EYP: Ministers’ phones open to snooping
The phone conversations of ministers through familiar communication apps are not secure, according to a warning issued by the National Intelligence Service (EYP) to government and top state officials.
Kathimerini understands the warning was sent in a letter last week to government ministers, triggering concern and fueling scenarios regarding what really drove the country’s intelligence agencies to take the initiative.
A well-informed source revealed to Kathimerini that in the letter, EYP briefed government officials that their telephone conversations as well as text messaging through the already known encrypted communication applications should not be considered secure and encrypted.
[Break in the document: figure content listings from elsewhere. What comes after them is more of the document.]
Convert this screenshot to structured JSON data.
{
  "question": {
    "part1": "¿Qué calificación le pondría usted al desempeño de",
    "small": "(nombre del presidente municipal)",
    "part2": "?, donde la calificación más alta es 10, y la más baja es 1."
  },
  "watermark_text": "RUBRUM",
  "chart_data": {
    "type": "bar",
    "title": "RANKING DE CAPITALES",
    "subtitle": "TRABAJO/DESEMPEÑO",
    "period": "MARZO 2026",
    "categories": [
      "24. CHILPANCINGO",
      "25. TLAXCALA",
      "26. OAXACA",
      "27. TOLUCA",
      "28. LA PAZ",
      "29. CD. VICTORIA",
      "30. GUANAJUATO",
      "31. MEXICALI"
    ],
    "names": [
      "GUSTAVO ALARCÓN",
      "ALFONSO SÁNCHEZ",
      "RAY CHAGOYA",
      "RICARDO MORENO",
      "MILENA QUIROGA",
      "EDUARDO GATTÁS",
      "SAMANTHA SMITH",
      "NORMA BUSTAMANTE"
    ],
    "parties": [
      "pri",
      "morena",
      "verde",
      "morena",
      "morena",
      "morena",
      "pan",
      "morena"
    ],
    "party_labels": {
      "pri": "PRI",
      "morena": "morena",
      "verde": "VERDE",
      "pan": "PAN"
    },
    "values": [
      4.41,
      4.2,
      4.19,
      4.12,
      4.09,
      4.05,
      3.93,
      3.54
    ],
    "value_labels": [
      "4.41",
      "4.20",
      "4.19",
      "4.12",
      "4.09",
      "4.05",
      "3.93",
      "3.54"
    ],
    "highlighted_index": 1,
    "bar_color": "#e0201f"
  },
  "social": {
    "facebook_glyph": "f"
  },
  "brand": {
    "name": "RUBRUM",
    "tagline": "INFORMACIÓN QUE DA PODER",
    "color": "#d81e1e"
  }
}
It asks them not to use these applications for sensitive matters relating to government work, urging them to substitute another, less popular application, which has its roots in Switzerland.
The application that EYP has indicated to Greek ministers as secure has been used by members of the Swiss armed forces since as early as January 2022.
In fact, earlier this year a military spokesman had in a public statement linked the initiative to ban the use of all other apps to data security issues. Being the information security authority, EYP is responsible for drafting security policies and protecting state agencies in the field of communications and information.
However, Greece is not the only nation in Europe where state and government officials have been told to avoid popular messaging and communication apps. They were also prohibited from being used by government officials in France on November 22 by Prime Minister Elisabeth Borne, who noted in a document that the apps’ encryption-security had holes.
“These digital tools are not free of defects and therefore cannot guarantee the security of communications and information exchanged through them,” said the document signed by Borne and published last Wednesday by the French news magazine Le Point.